We have a situation where one of the Galera Cluster VM's lost its storage because the network link was broken to iSCSI. The MySQL connections started backing up because it couldn't "write" to disk, and eventually the cluster went into "INITIALIZED" state (i.e. down). It is a possibility that one of the other DB admins helped propagate this problem because he started trying to shutdown the systems that he perceived as getting stalled (but he couldn't log in to the node that lost its storage). We do not have any "STONITH" (Shoot The Other Node In The Head) capability setup (not even sure if Galera handles that).
So, I have one node in a five node cluster that is "running" but has no storage and is effectively "hung." I cannot login and shutdown, short of doing a "power off" operation in VMWare, which is what we ended up having to do to recover.
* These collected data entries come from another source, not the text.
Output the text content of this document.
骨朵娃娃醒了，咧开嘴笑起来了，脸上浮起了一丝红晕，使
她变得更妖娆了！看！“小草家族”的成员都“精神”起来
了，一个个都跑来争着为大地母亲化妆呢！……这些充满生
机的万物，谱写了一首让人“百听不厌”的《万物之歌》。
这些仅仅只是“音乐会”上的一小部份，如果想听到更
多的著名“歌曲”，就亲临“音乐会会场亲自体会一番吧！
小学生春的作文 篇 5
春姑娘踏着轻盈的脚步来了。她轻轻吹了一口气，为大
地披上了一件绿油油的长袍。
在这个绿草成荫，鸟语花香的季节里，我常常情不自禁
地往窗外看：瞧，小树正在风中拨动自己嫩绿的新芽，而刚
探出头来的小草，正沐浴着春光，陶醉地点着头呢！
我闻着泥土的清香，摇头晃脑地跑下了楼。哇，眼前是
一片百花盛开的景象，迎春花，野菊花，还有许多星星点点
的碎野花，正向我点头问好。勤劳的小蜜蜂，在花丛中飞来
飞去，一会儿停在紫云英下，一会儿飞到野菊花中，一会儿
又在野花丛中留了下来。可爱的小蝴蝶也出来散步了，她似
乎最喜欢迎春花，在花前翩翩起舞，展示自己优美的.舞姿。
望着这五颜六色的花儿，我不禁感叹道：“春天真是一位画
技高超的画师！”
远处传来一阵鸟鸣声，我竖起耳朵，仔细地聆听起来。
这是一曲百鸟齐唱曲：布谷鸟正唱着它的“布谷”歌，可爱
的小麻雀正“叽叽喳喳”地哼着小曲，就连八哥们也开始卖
What would be the proper course of action to get the cluster to "survive" with minimal downtime?
Is there some command I can issue to cause the other nodes to "blacklist" (?) the bad node? Is there some configuration that could handle that automatically (not sure, that seems a bit dangerous)?
Has anyone else experienced a similar situation and come up with a solution?
Environment:
* VMWare 5.5.x (multiple hosts, with affinity rules setup to disallow multiple galera cluster nodes from occupying the same host server)
* Nimble Storage (iSCSI)
* CentOS 6.7 - latest patches
* MariaDB-Galera-server-10.0.24-1.el6.x86_64
Thanks in advance!
~tommy